Menno Anker

Rietvelo
2015

$200.00

19 ½ x 27 ½ in. (50 x 70 cm)

Silkscreen

Condition: Excellent


A Modern Cyclist to Celebrate the Tour de France

In July 2015, the Tour de France, the world-famous cycling race, started its course in the city of Utrecht in the Netherlands. As part of the many festivities celebrating the Tour’s “Grand Départ,” Menno Anker, an Utrecht-based graphic designer with a life-long passion for cycling, produced this sophisticated and joyful poster honoring both the sport he loves and Utrecht’s distinguished design heritage.

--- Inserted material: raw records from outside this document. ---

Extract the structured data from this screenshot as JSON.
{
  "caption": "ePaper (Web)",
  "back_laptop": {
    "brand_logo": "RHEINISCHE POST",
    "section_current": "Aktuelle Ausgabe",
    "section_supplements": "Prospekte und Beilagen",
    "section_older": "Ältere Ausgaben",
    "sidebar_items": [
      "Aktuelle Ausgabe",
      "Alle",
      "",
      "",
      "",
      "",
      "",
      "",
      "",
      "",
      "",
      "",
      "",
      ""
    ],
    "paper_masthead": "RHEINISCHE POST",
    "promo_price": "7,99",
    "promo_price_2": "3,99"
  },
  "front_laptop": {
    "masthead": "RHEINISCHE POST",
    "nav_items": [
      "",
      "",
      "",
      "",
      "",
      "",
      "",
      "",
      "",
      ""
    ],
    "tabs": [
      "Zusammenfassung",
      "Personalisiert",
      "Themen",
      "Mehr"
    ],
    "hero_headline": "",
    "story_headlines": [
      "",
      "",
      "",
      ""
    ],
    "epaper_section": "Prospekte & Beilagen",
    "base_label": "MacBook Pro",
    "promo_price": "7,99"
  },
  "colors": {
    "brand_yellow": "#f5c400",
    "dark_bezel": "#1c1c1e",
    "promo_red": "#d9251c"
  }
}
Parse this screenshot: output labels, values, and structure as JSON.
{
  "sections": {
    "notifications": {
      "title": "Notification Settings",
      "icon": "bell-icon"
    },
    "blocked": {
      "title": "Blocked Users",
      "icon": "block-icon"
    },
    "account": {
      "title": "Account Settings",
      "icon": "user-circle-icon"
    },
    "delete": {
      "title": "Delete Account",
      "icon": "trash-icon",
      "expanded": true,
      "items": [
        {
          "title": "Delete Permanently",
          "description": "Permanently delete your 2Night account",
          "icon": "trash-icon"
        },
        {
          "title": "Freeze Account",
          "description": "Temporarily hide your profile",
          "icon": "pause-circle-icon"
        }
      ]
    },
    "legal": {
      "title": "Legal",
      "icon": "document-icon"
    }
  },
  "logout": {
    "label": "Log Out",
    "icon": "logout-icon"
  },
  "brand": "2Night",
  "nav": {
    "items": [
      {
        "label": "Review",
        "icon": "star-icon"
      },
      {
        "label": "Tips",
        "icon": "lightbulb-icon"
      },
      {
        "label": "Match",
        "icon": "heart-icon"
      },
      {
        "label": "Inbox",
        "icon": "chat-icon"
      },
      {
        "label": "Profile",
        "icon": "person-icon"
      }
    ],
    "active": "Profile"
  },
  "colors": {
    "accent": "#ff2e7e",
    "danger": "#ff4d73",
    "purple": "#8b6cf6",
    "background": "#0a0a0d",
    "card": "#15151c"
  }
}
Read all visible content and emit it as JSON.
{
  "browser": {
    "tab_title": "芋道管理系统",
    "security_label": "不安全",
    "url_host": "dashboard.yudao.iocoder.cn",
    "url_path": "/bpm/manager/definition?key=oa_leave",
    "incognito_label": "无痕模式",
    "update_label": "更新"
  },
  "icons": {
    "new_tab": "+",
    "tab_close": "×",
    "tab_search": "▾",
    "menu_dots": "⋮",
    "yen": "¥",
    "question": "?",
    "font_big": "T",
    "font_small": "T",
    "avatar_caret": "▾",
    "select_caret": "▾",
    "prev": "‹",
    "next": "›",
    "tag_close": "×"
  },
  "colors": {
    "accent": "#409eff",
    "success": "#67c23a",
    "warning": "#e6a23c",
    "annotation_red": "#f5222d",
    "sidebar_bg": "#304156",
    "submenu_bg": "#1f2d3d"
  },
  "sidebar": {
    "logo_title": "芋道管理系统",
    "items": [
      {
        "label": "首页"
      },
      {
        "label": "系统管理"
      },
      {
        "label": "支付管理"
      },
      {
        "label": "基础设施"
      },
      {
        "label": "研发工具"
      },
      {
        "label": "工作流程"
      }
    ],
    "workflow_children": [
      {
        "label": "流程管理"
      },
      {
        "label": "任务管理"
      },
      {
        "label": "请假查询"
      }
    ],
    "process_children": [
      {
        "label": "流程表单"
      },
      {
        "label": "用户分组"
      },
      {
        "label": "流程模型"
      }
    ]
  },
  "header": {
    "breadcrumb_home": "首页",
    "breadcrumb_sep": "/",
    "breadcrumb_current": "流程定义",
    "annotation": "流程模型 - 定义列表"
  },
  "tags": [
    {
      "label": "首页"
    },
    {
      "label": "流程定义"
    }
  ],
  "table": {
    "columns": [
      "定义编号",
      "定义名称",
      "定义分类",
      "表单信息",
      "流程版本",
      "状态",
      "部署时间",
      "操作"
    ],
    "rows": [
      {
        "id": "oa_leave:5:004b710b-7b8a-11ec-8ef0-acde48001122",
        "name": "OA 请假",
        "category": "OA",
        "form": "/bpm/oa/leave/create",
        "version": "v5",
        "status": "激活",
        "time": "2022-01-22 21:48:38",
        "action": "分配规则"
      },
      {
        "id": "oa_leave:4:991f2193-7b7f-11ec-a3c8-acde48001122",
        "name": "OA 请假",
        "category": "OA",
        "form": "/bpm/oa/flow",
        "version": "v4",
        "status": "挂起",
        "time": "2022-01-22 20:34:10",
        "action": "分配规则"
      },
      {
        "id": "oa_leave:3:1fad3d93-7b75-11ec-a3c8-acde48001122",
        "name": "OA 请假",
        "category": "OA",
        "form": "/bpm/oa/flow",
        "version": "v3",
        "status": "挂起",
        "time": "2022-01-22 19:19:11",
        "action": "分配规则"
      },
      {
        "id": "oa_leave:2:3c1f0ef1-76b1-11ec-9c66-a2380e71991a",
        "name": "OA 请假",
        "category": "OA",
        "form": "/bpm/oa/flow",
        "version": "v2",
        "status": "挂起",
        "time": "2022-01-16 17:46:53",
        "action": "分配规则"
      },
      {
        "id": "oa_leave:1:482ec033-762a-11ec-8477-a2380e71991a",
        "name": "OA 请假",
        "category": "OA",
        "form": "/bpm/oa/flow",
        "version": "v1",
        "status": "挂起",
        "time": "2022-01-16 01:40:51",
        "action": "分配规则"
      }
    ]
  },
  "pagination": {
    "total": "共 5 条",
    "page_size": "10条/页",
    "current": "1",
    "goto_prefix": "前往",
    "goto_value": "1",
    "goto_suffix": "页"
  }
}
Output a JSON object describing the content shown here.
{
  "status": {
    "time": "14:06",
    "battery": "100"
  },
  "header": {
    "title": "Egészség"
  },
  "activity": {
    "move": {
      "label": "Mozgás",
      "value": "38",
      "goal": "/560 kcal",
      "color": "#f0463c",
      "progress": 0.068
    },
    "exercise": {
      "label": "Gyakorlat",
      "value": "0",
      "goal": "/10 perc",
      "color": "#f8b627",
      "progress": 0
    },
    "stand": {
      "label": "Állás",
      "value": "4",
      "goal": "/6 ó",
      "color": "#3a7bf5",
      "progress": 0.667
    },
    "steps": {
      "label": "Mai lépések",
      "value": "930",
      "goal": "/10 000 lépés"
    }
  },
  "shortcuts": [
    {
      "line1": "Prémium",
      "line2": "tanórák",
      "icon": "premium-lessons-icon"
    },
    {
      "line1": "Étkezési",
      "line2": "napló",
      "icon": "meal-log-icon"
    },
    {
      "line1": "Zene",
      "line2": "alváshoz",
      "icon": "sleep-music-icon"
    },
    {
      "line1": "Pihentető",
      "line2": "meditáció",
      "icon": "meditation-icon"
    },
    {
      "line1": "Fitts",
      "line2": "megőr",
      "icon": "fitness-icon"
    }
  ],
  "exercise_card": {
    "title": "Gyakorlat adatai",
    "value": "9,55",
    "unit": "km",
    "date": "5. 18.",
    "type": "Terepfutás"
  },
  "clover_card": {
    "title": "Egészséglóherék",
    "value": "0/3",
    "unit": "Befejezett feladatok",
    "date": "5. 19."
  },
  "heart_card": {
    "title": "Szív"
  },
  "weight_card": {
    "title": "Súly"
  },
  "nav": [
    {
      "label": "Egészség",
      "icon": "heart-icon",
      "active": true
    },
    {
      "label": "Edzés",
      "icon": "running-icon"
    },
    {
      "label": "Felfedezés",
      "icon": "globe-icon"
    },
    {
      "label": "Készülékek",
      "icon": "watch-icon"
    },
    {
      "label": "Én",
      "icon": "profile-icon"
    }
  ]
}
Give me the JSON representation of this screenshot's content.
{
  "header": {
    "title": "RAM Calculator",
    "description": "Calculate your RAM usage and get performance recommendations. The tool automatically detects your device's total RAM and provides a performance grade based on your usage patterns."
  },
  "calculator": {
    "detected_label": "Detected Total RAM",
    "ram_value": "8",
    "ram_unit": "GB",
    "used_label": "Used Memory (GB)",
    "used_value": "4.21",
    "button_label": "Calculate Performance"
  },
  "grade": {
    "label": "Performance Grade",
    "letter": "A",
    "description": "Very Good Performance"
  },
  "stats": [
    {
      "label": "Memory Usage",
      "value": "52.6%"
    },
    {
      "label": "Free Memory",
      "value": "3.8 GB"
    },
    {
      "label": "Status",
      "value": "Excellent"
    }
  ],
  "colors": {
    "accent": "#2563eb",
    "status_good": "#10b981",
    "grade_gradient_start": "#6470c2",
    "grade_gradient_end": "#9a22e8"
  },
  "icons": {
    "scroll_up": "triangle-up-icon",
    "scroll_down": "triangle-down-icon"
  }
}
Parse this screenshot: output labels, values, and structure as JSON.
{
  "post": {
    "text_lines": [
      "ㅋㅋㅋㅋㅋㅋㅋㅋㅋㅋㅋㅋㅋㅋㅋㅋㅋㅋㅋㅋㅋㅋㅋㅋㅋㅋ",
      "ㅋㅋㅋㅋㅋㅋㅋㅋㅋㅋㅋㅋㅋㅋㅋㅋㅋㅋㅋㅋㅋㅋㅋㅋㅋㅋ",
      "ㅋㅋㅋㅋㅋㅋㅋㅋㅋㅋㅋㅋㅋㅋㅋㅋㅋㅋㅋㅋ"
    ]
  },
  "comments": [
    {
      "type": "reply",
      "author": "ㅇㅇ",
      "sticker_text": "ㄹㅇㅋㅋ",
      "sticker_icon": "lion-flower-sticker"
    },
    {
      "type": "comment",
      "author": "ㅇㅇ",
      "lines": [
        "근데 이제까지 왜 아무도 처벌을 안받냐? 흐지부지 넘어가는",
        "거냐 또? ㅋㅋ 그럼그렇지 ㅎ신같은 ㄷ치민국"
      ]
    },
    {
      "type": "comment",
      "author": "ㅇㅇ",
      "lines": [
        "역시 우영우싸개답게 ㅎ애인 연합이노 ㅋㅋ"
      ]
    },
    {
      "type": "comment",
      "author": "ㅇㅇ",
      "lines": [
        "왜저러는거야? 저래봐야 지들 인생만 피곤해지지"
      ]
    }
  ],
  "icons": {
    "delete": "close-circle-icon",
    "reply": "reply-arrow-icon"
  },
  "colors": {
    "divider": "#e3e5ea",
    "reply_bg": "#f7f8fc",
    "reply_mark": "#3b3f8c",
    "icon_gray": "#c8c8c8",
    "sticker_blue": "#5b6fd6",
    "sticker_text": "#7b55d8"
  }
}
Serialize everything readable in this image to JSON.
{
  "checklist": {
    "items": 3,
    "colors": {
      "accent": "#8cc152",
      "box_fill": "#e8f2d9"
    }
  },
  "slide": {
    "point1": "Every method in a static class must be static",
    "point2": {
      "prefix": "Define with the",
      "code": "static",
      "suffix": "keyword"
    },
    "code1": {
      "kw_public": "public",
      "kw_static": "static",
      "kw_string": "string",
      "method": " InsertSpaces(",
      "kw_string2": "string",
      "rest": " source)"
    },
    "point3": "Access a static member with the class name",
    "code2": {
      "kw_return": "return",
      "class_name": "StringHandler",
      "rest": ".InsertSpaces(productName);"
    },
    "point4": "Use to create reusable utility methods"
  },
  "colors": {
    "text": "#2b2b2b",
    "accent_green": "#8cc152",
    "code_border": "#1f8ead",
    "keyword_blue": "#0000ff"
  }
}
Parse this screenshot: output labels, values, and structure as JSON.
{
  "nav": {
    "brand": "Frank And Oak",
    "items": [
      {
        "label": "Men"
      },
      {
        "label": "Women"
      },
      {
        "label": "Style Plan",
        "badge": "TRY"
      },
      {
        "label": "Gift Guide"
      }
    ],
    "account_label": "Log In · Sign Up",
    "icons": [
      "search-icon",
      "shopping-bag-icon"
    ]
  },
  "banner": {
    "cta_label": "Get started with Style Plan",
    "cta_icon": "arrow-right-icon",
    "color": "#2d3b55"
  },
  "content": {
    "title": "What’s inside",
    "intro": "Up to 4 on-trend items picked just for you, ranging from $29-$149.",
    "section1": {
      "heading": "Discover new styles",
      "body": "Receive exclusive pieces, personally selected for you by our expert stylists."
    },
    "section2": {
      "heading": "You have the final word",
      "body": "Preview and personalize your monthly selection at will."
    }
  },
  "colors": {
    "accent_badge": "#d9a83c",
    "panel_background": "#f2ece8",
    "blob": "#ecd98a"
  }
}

Anker’s design features a cyclist constructed in the manner of De Stijl, the early 20th-century Dutch modernist movement. Anker looked specifically to the work of architect and furniture designer Gerrit Rietveld (1888-1964), one of the most prominent members of De Stijl, who lived and worked in Utrecht. Along with the other De Stijl artists and architects, Rietveld explored an abstract visual language of intersecting planes and primary colors. Rietveld is known in particular for his Red Blue chair of 1918-1923 and for the Utrecht house he designed for the Schröder family. Anker has cleverly applied Rietveld’s modernist design language of flat colored planes to his rendering of a Tour de France cyclist.

Rietveld-Schröder House, Utrecht. Credit: Tom Goossens Photography

Anker has called his cyclist “Rietvelo” — a play on Rietveld and velo, the French word for bicycle. The typography is based on Rietveld's logo for an Utrecht office supplies store.

Anker’s celebratory image was also painted as a large mural on a building along the race route.

Rietvelo is beautifully silkscreened on heavy paper and is signed by the designer.